Editor's Note: This article originally appeared in the July 2025 print edition of Today's Medical Developments under the headline “Enabling stroke victims to read, write, and speak.”
A collaboration between the University of Michigan (U-M) and Stanford University aims to give stroke patients the ability to ‘speak’ by detecting and interpreting brain signals, using the world’s smallest computers linked up to the world’s most biocompatible sensors.
The Marcus Foundation made a $29.7 million grant, led by Stanford, that’ll benefit victims of aphasic stroke left struggling to communicate. U-M will receive $19 million of the total grant.
According to the American Heart Association, stroke is the leading cause of disability in the U.S. The National Institutes of Health estimates more than 1 million Americans have aphasia and there are more than 210,000 new cases per year. Damage to the brain impacts their ability to listen, write, read, and speak, yet they retain their ability to understand others’ speech.
U-M researchers Cindy Chestek and David Blaauw will lead the design and construction of an implantable, long-term brain computer interface. Stanford researchers will work with people who have had a stroke impairing their ability to speak, evaluating whether they can decode words from other parts of the brain not affected by the stroke.
“The current electrode technology has been in use since the 1990s and it’s called the Utah array,” says Chestek, U-M professor of biomedical engineering, electrical engineering and computer science, and robotics. “It’s an implantable electrode that can last from one year to seven. But that’s not reliable enough for a medical treatment, and the device can also create a lot of scar tissue in the brain. David and I are going to build a much better device, which will consist of a lot of tiny devices.”
Specifically, they’re building tiny carbon-based electrodes that’ll record signals from the brain’s temporal region, which handles auditory information and language, and is usually intact in patients with aphasia. The electrodes used to pick up those signals are made of carbon fiber and are smaller than capillaries, doing very little damage to the brain over time – even when large numbers of them are implanted. A small computer chip attached to each carbon fiber will transmit the neural signal to the outside world.
“Our approach is completely wireless, and that distinguishes us from many of the interface technologies that are in the market right now,” says Blaauw, the Kensall D. Wise Collegiate Professor of Electrical Engineering and Computer Science. “By making it wireless and incredibly small, we’re making sure there’s little damage to the brain and it leaves the protective layer around the brain intact.”
Stanford’s work will be led by Jaimie Henderson, professor of neurosurgery, and Frank Willett, assistant professor of neurosurgery. The team ultimately plans to implant U-M’s devices into patients to restore speech.
“This research meets a critical gap as no existing therapies can restore speech in aphasic patients,” Henderson says. “We are embarking on something that has never been done before with this innovative project.”
Bernie Marcus, co-founder of The Home Depot, created The Marcus Foundation in 1989 to channel his philanthropic aims.
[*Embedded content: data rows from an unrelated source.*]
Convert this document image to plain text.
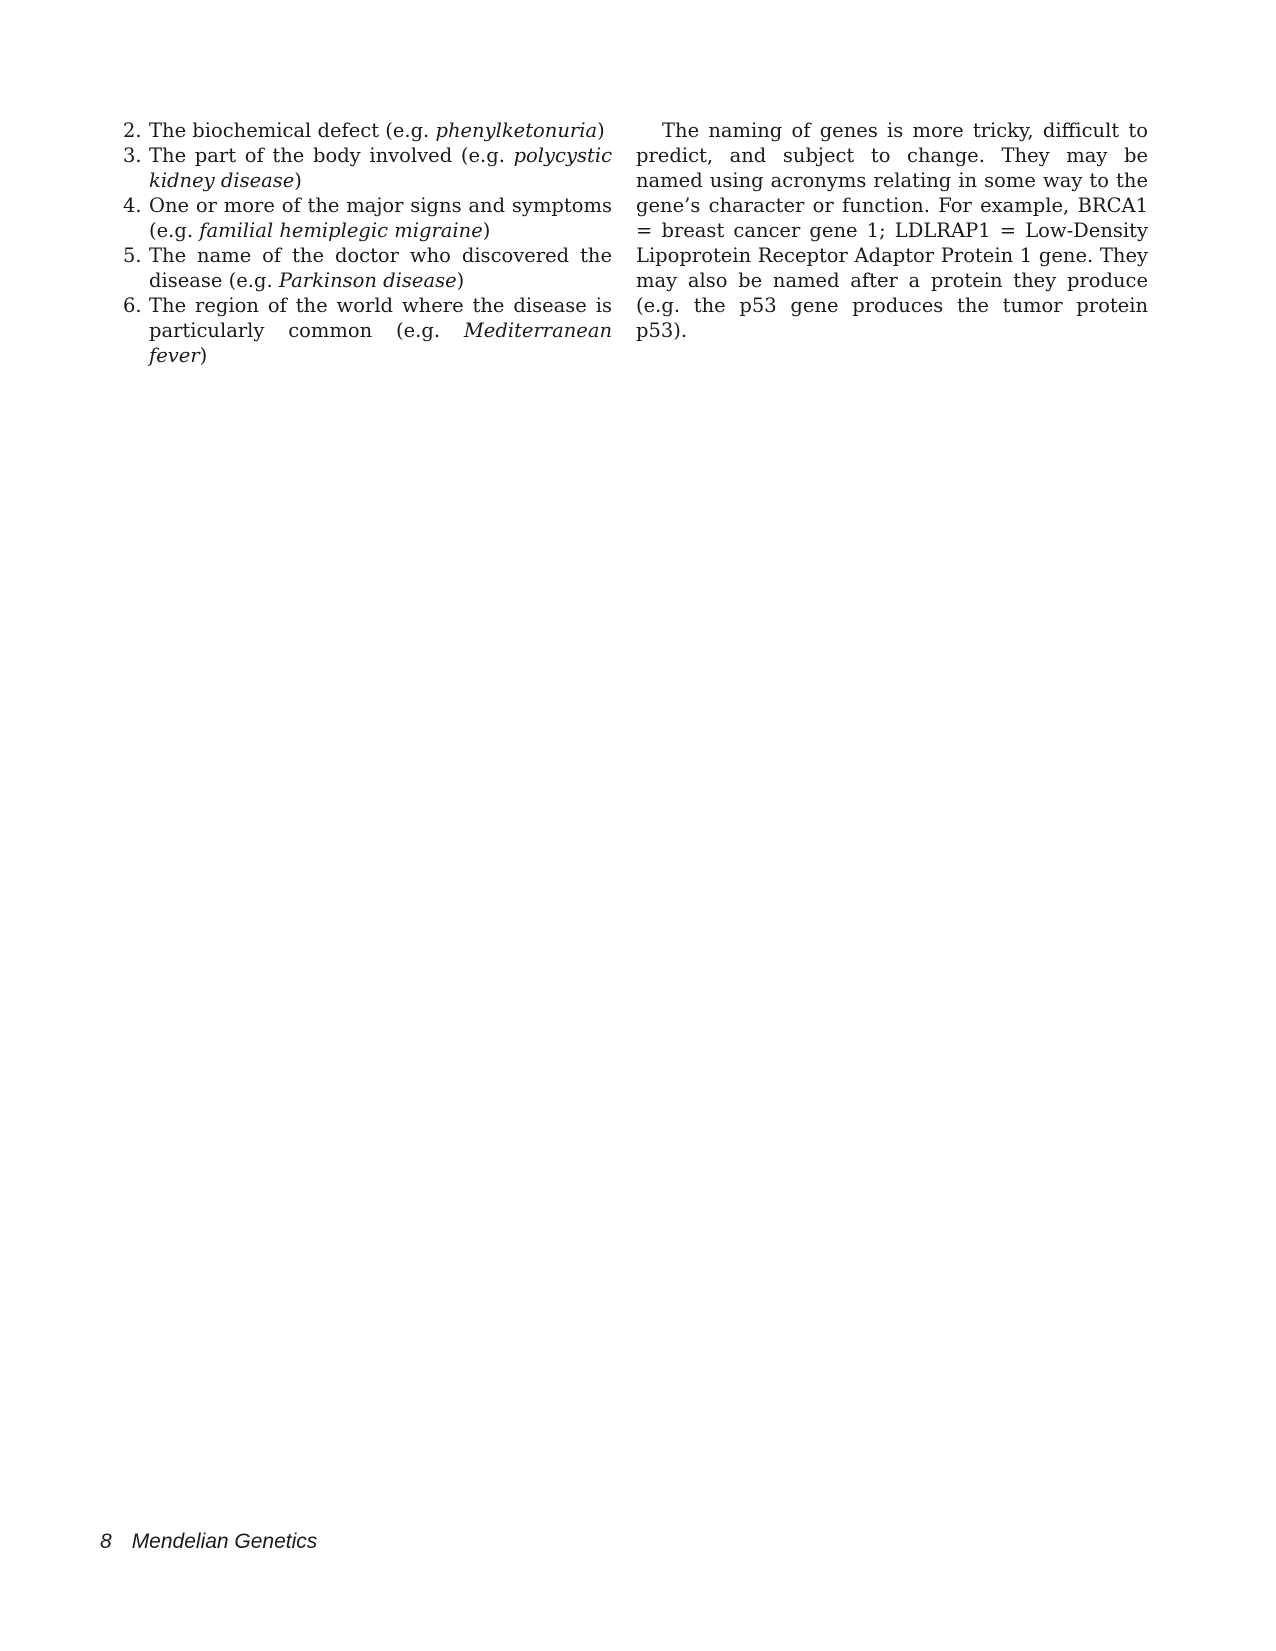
2. The biochemical defect (e.g. phenylketonuria)
3. The part of the body involved (e.g. polycystic kidney disease)
4. One or more of the major signs and symptoms (e.g. familial hemiplegic migraine)
5. The name of the doctor who discovered the disease (e.g. Parkinson disease)
6. The region of the world where the disease is particularly common (e.g. Mediterranean fever)

The naming of genes is more tricky, difficult to predict, and subject to change. They may be named using acronyms relating in some way to the gene’s character or function. For example, BRCA1 = breast cancer gene 1; LDLRAP1 = Low-Density Lipoprotein Receptor Adaptor Protein 1 gene. They may also be named after a protein they produce (e.g. the p53 gene produces the tumor protein p53).

8 Mendelian Genetics
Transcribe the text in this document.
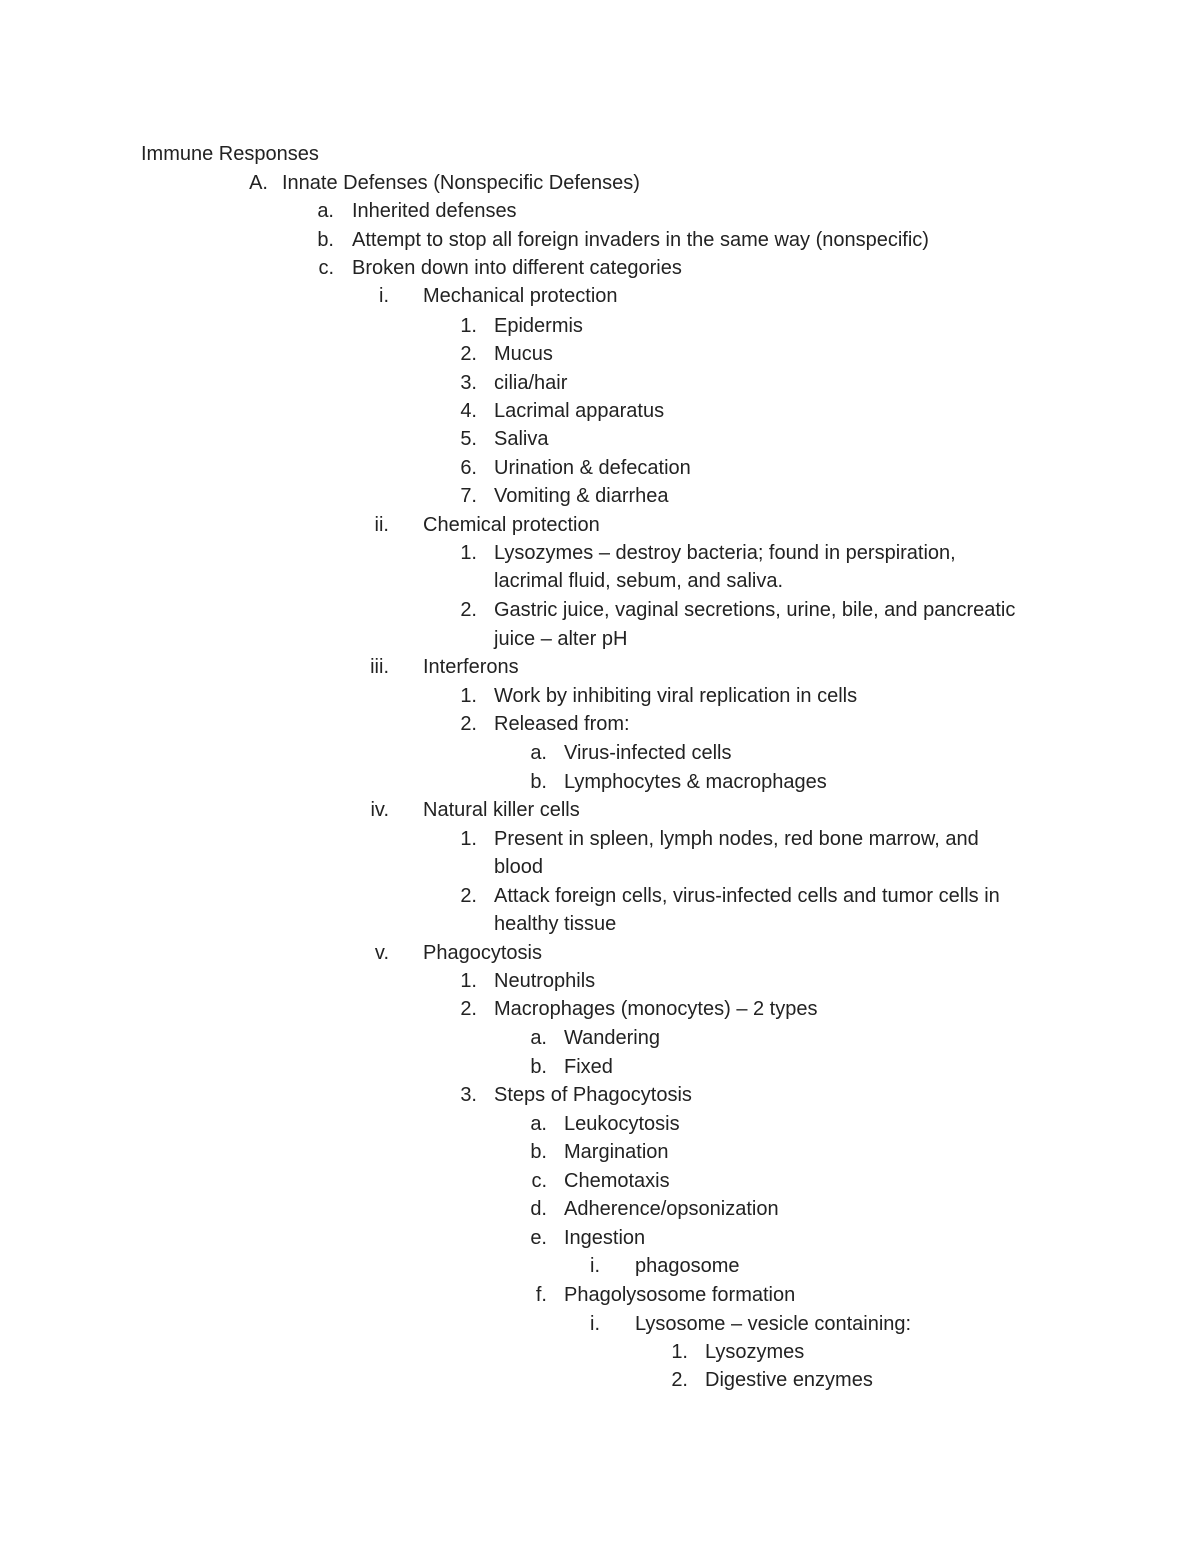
Immune Responses
A. Innate Defenses (Nonspecific Defenses)
a. Inherited defenses
b. Attempt to stop all foreign invaders in the same way (nonspecific)
c. Broken down into different categories
i. Mechanical protection
1. Epidermis
2. Mucus
3. cilia/hair
4. Lacrimal apparatus
5. Saliva
6. Urination & defecation
7. Vomiting & diarrhea
ii. Chemical protection
1. Lysozymes – destroy bacteria; found in perspiration,
lacrimal fluid, sebum, and saliva.
2. Gastric juice, vaginal secretions, urine, bile, and pancreatic
juice – alter pH
iii. Interferons
1. Work by inhibiting viral replication in cells
2. Released from:
a. Virus-infected cells
b. Lymphocytes & macrophages
iv. Natural killer cells
1. Present in spleen, lymph nodes, red bone marrow, and
blood
2. Attack foreign cells, virus-infected cells and tumor cells in
healthy tissue
v. Phagocytosis
1. Neutrophils
2. Macrophages (monocytes) – 2 types
a. Wandering
b. Fixed
3. Steps of Phagocytosis
a. Leukocytosis
b. Margination
c. Chemotaxis
d. Adherence/opsonization
e. Ingestion
i. phagosome
f. Phagolysosome formation
i. Lysosome – vesicle containing:
1. Lysozymes
2. Digestive enzymes
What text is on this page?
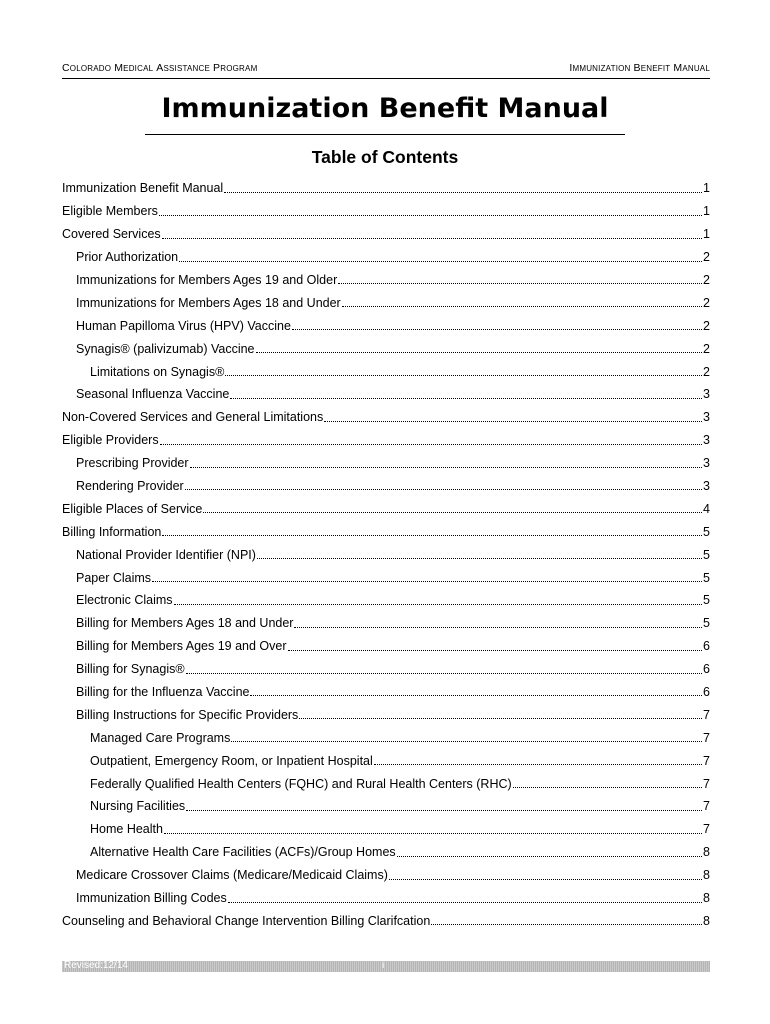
COLORADO MEDICAL ASSISTANCE PROGRAM	IMMUNIZATION BENEFIT MANUAL
Immunization Benefit Manual
Table of Contents
Immunization Benefit Manual	1
Eligible Members	1
Covered Services	1
Prior Authorization	2
Immunizations for Members Ages 19 and Older	2
Immunizations for Members Ages 18 and Under	2
Human Papilloma Virus (HPV) Vaccine	2
Synagis® (palivizumab) Vaccine	2
Limitations on Synagis®	2
Seasonal Influenza Vaccine	3
Non-Covered Services and General Limitations	3
Eligible Providers	3
Prescribing Provider	3
Rendering Provider	3
Eligible Places of Service	4
Billing Information	5
National Provider Identifier (NPI)	5
Paper Claims	5
Electronic Claims	5
Billing for Members Ages 18 and Under	5
Billing for Members Ages 19 and Over	6
Billing for Synagis®	6
Billing for the Influenza Vaccine	6
Billing Instructions for Specific Providers	7
Managed Care Programs	7
Outpatient, Emergency Room, or Inpatient Hospital	7
Federally Qualified Health Centers (FQHC) and Rural Health Centers (RHC)	7
Nursing Facilities	7
Home Health	7
Alternative Health Care Facilities (ACFs)/Group Homes	8
Medicare Crossover Claims (Medicare/Medicaid Claims)	8
Immunization Billing Codes	8
Counseling and Behavioral Change Intervention Billing Clarifcation	8
Revised:12/14	i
Since that time, the foundation has issued more than 3,500 grants, backed by more than $2.7 billion in funding, to assist work in areas that include medical research, Jewish causes, free enterprise, and veteran’s initiatives.
“As ambitious and high risk as this academic R&D is, the return in restoration of speech for those who have tragically lost it exceeds any hyperbole as an advance in the neuroscientific care of stroke patients,” says Jonathan Simons, chief science officer at The Marcus Foundation.